Joan Didion's Celine Sunglasses Fetched a Pretty Penny At Auction
Celebrity

Joan Didion's Celine Sunglasses Fetched a Pretty Penny At Auction

It has been a year since we lost celebrated author and critic Joan Didion due to complications from Parkinson's disease at the age of 87. Leaving behind a literary legacy that has and will continue to influence countless generations of writers through her work, Didion's passing has also kicked off a massive demand for memorabilia, with collectors and fans shelling out absurd amounts of money to get their hands on seemingly innocuous items from her California and New York homes.

A recent estate sale held by the Stair Galleries in Hudson, New York featured a wide variety of Didion's items, ranging from first editions of The White Album and Run River to pieces of Victorian furniture, works of art by Cy Twombly, Ed Ruscha, Richard Serra and Patti Smith and even her Le Creuset cookware set. All of which, it turns out, people were willing to pay big money for.

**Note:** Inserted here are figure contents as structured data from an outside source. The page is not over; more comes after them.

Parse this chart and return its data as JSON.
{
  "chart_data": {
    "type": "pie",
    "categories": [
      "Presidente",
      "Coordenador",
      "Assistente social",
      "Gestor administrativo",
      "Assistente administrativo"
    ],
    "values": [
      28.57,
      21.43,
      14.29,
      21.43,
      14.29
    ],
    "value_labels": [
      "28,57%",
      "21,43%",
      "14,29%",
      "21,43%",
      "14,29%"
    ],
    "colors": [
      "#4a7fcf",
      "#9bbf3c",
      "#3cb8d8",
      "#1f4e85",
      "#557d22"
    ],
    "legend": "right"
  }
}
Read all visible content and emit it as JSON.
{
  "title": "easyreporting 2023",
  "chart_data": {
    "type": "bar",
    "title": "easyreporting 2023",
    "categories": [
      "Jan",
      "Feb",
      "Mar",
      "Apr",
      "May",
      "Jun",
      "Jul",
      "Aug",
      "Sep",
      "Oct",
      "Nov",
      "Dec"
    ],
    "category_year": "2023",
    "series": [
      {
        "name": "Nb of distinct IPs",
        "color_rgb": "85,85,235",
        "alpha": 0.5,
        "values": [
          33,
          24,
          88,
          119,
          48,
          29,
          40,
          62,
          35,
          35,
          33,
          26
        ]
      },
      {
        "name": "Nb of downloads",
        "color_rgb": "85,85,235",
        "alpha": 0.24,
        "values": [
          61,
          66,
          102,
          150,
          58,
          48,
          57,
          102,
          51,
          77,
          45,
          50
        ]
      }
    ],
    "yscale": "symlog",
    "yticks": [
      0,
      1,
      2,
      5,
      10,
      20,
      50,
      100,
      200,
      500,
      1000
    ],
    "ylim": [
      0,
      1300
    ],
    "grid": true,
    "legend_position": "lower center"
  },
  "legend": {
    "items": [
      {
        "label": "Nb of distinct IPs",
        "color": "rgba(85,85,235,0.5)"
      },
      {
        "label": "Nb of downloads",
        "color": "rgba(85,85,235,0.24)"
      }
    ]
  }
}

Among the more notable objects up for sale was Leslie Johnson's portrait of Didion — based on the photograph of her that graced the back cover of A Book of Common Prayer — which fetched $110,000, as well as another photograph of the author posing next to a Corvette Stingray that went for $26,000. A pair of Celine sunglasses made iconic by Didion, who was the face of a campaign for the French luxury brand shot by Juergen Teller in 2015, went for $27,000.

The Didion-mania extended into what could objectively be classified as the writer's junk. Two sets of blank, unused notebooks inexplicably sold for $11,000 each; a collection of shells and pebbles that sat atop her mantel raked in $7,000; a group of table napkins netted $14,000; a pair of stained leather waste bins went for $5,500 and a selection of books Didion didn't even write but just had sitting in her library was auctioned off for a baffling $26,000.

There is perhaps a poignant point to be made about the exorbitant amounts of cash people were willing to pay for the various knick-knacks that basked in Didion's presence — about capitalism, the power we imbue banal objects with or the writer's personal philosophy of literally living in the same space as her work. On the bright side, the proceeds from the auction's staggering $2 million haul are, at the very least, going towards a good cause, benefitting both medical research and a scholarship fund for women in literature.